- Born: Lincolnshire, East Midlands, Kingdom of England
- Baptised: 8 June 1653
- Died: 5 September 1720 (aged 67) Lincolnshire, East Midlands, Kingdom of Great Britain

= George Whichcot =

British politician

George Whichcot (bapt. 8 June 1653 - 5 September 1720) was a British politician, MP in the House of Commons for Lincolnshire from 1698 to 1700 and from 1705 to 1710.

==Biography==
George Whichcot was born in Fotherby, Lincolnshire to Sir William Whichcot and Margaret Clifton. He was baptised on 8 June 1653.

George Whichcot married Frances Whichcot (née Boynton) in 1698. That same year he became an MP of the Parliament of England for Westminster (3rd. Parliament of William III of England, 1698 to 1700). His views from this time remain rather uncertain.

In 1707 Sidney Godolphin indicated that Whichcot "did take part in the last war", as Whichcot was a captain under George Saunderson, 5th Viscount Castleton from 1690 to 1692. Whichcot was referred to as 'Colonel' in his later years.

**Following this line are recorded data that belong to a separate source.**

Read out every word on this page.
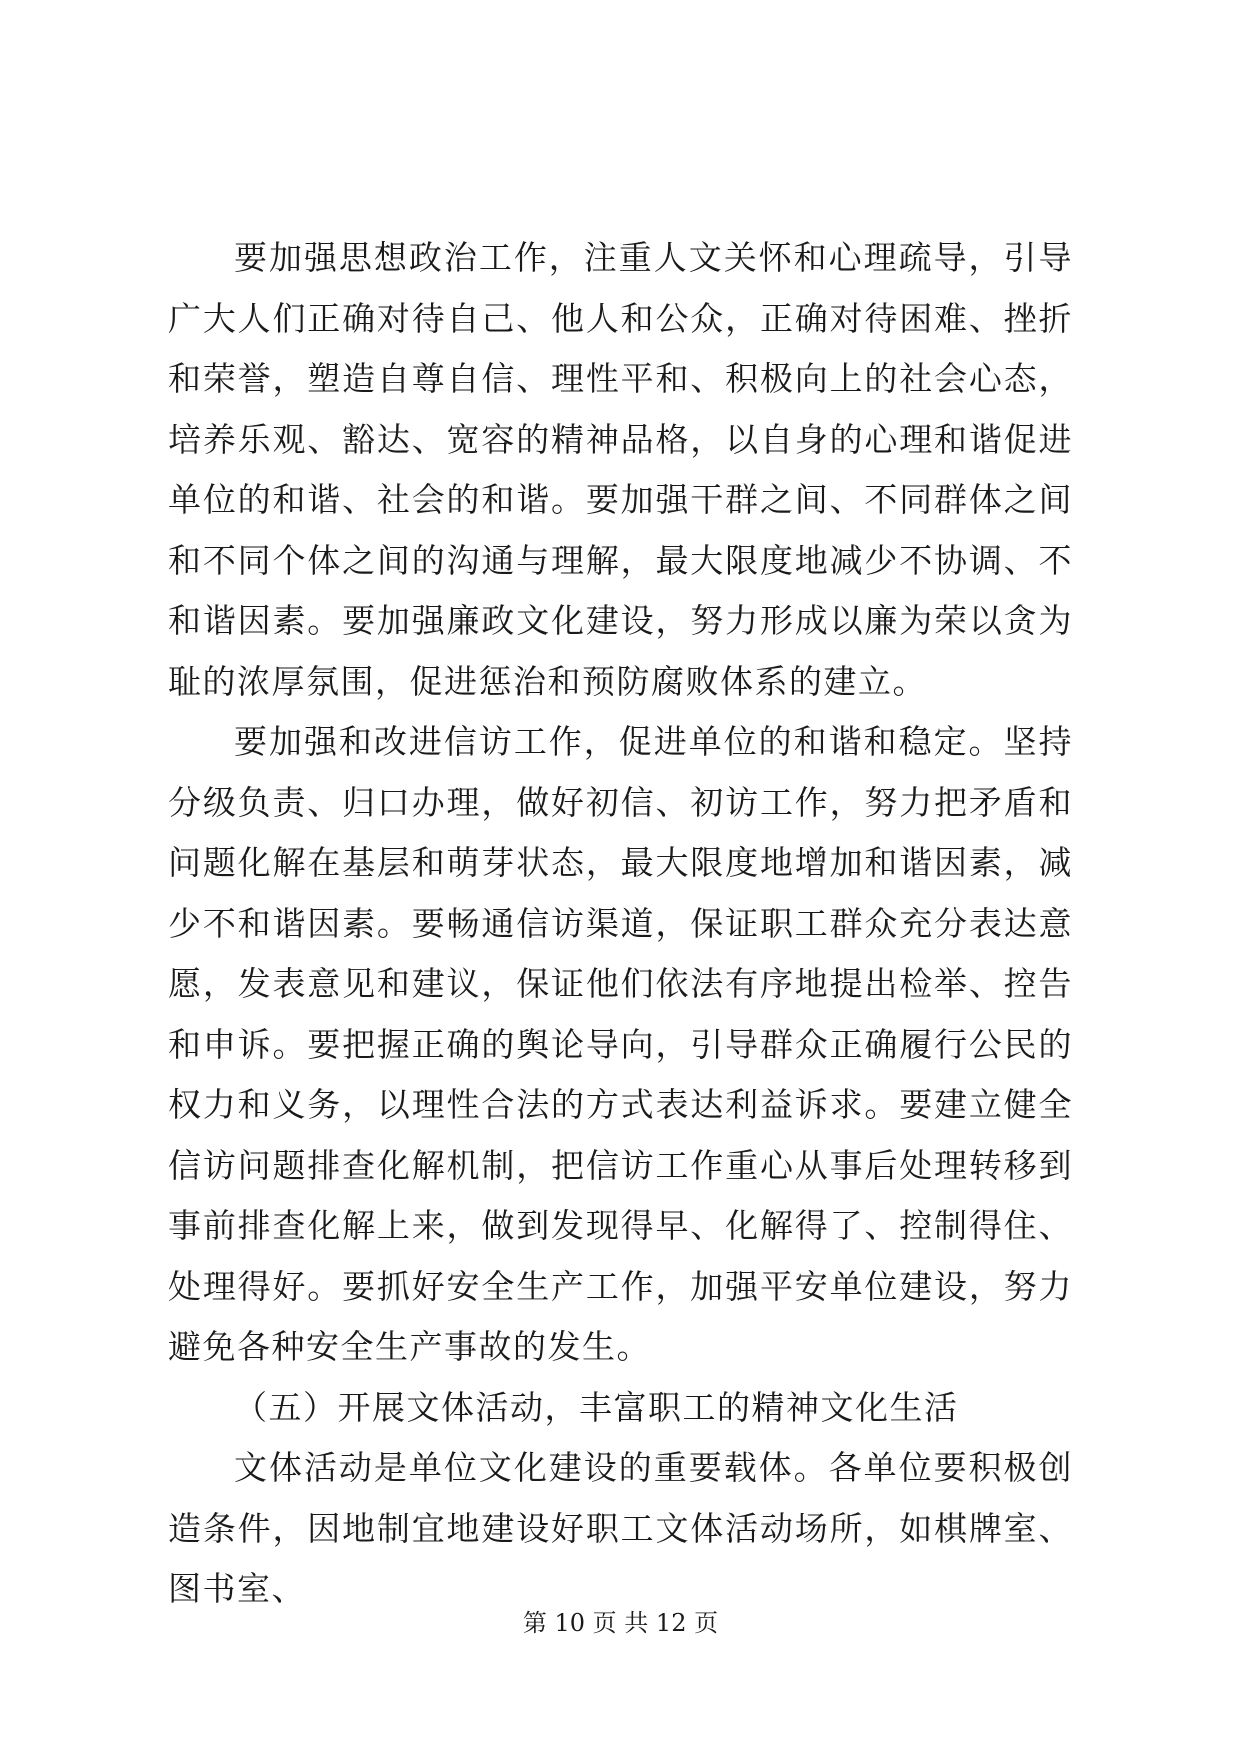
要加强思想政治工作，注重人文关怀和心理疏导，引导广大人们正确对待自己、他人和公众，正确对待困难、挫折和荣誉，塑造自尊自信、理性平和、积极向上的社会心态，培养乐观、豁达、宽容的精神品格，以自身的心理和谐促进单位的和谐、社会的和谐。要加强干群之间、不同群体之间和不同个体之间的沟通与理解，最大限度地减少不协调、不和谐因素。要加强廉政文化建设，努力形成以廉为荣以贪为耻的浓厚氛围，促进惩治和预防腐败体系的建立。

要加强和改进信访工作，促进单位的和谐和稳定。坚持分级负责、归口办理，做好初信、初访工作，努力把矛盾和问题化解在基层和萌芽状态，最大限度地增加和谐因素，减少不和谐因素。要畅通信访渠道，保证职工群众充分表达意愿，发表意见和建议，保证他们依法有序地提出检举、控告和申诉。要把握正确的舆论导向，引导群众正确履行公民的权力和义务，以理性合法的方式表达利益诉求。要建立健全信访问题排查化解机制，把信访工作重心从事后处理转移到事前排查化解上来，做到发现得早、化解得了、控制得住、处理得好。要抓好安全生产工作，加强平安单位建设，努力避免各种安全生产事故的发生。

（五）开展文体活动，丰富职工的精神文化生活

文体活动是单位文化建设的重要载体。各单位要积极创造条件，因地制宜地建设好职工文体活动场所，如棋牌室、图书室、

第 10 页 共 12 页
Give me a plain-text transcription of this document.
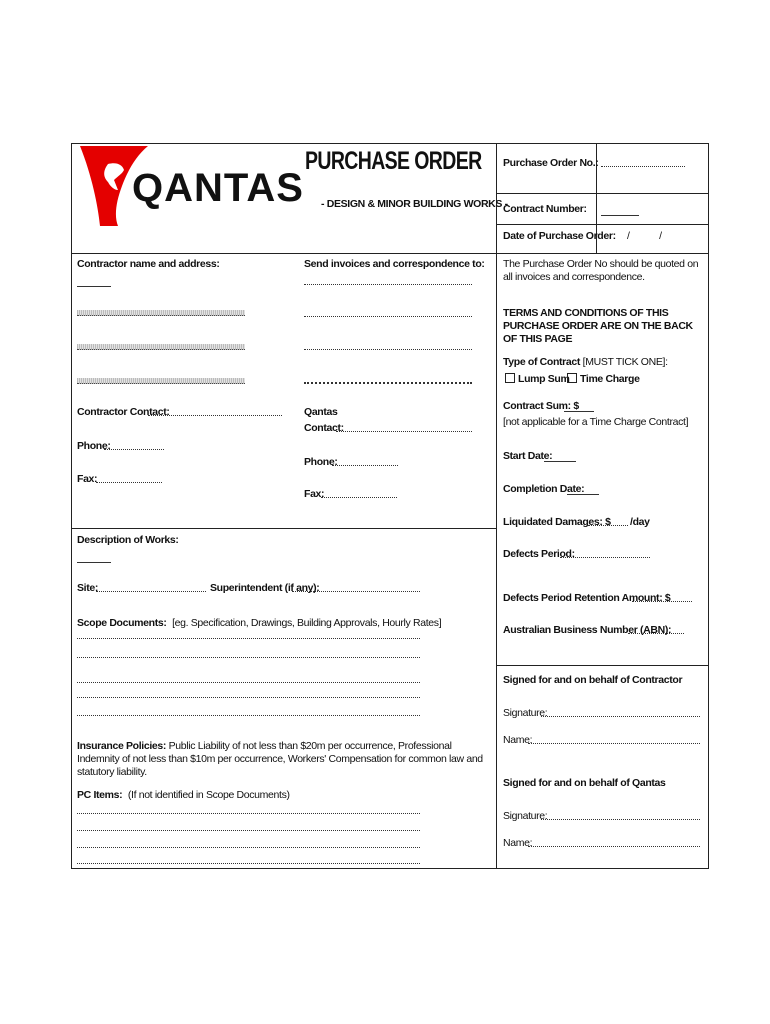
QANTAS
PURCHASE ORDER
- DESIGN & MINOR BUILDING WORKS -
Purchase Order No.:
Contract Number:
Date of Purchase Order: /          /
Contractor name and address:
Contractor Contact:
Phone:
Fax:
Send invoices and correspondence to:
Qantas
Contact:
Phone:
Fax:
The Purchase Order No should be quoted on all invoices and correspondence.
TERMS AND CONDITIONS OF THIS PURCHASE ORDER ARE ON THE BACK OF THIS PAGE
Type of Contract [MUST TICK ONE]:
Lump Sum	Time Charge
Contract Sum: $
[not applicable for a Time Charge Contract]
Start Date:
Completion Date:
Liquidated Damages: $ /day
Defects Period:
Defects Period Retention Amount: $
Australian Business Number (ABN):
Signed for and on behalf of Contractor
Signature:
Name:
Signed for and on behalf of Qantas
Signature:
Name:
Description of Works:
Site:	Superintendent (if any):
Scope Documents: [eg. Specification, Drawings, Building Approvals, Hourly Rates]
Insurance Policies: Public Liability of not less than $20m per occurrence, Professional Indemnity of not less than $10m per occurrence, Workers' Compensation for common law and statutory liability.
PC Items: (If not identified in Scope Documents)
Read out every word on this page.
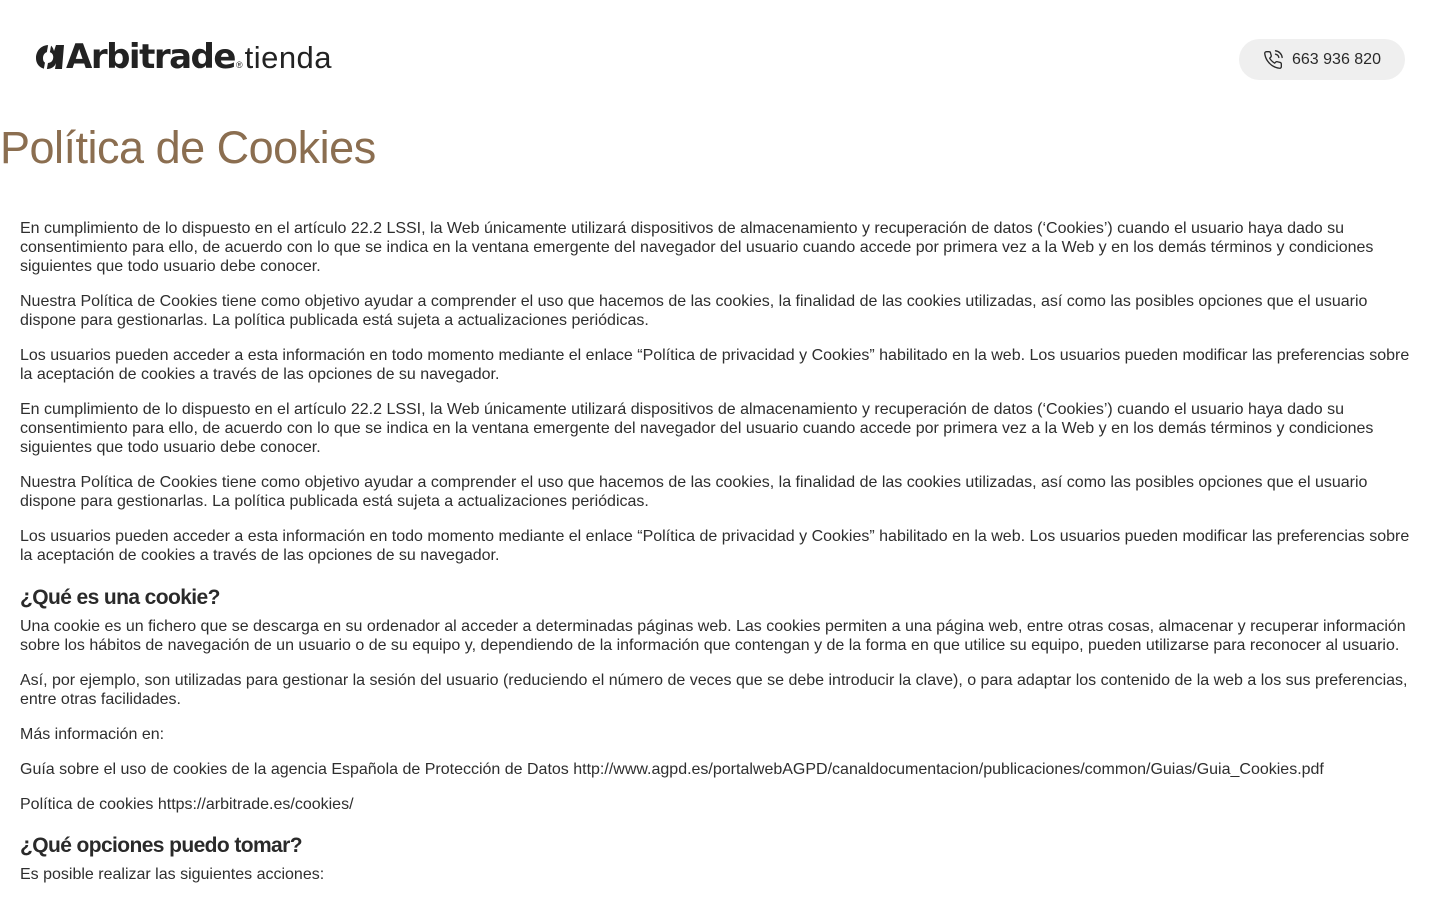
Arbitrade ® tienda	663 936 820
Política de Cookies

En cumplimiento de lo dispuesto en el artículo 22.2 LSSI, la Web únicamente utilizará dispositivos de almacenamiento y recuperación de datos (‘Cookies’) cuando el usuario haya dado su consentimiento para ello, de acuerdo con lo que se indica en la ventana emergente del navegador del usuario cuando accede por primera vez a la Web y en los demás términos y condiciones siguientes que todo usuario debe conocer.

Nuestra Política de Cookies tiene como objetivo ayudar a comprender el uso que hacemos de las cookies, la finalidad de las cookies utilizadas, así como las posibles opciones que el usuario dispone para gestionarlas. La política publicada está sujeta a actualizaciones periódicas.

Los usuarios pueden acceder a esta información en todo momento mediante el enlace “Política de privacidad y Cookies” habilitado en la web. Los usuarios pueden modificar las preferencias sobre la aceptación de cookies a través de las opciones de su navegador.

En cumplimiento de lo dispuesto en el artículo 22.2 LSSI, la Web únicamente utilizará dispositivos de almacenamiento y recuperación de datos (‘Cookies’) cuando el usuario haya dado su consentimiento para ello, de acuerdo con lo que se indica en la ventana emergente del navegador del usuario cuando accede por primera vez a la Web y en los demás términos y condiciones siguientes que todo usuario debe conocer.

Nuestra Política de Cookies tiene como objetivo ayudar a comprender el uso que hacemos de las cookies, la finalidad de las cookies utilizadas, así como las posibles opciones que el usuario dispone para gestionarlas. La política publicada está sujeta a actualizaciones periódicas.

Los usuarios pueden acceder a esta información en todo momento mediante el enlace “Política de privacidad y Cookies” habilitado en la web. Los usuarios pueden modificar las preferencias sobre la aceptación de cookies a través de las opciones de su navegador.

¿Qué es una cookie?

Una cookie es un fichero que se descarga en su ordenador al acceder a determinadas páginas web. Las cookies permiten a una página web, entre otras cosas, almacenar y recuperar información sobre los hábitos de navegación de un usuario o de su equipo y, dependiendo de la información que contengan y de la forma en que utilice su equipo, pueden utilizarse para reconocer al usuario.

Así, por ejemplo, son utilizadas para gestionar la sesión del usuario (reduciendo el número de veces que se debe introducir la clave), o para adaptar los contenido de la web a los sus preferencias, entre otras facilidades.

Más información en:

Guía sobre el uso de cookies de la agencia Española de Protección de Datos http://www.agpd.es/portalwebAGPD/canaldocumentacion/publicaciones/common/Guias/Guia_Cookies.pdf

Política de cookies https://arbitrade.es/cookies/

¿Qué opciones puedo tomar?

Es posible realizar las siguientes acciones:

Again elected in 1705, Whichcot, who was now a Whig, kept his place until 1710. At the time of the General elections of 1710, he was against two Tory candidates, and with his campaign suffering from a shortage of money, he ended up losing. Whichcot didn't stand as a candidate in the later elections. He was granted an annual pension of £400 in 1718. Whichcot died on 5 September 1720 in Lincolnshire and was buried on 9 September.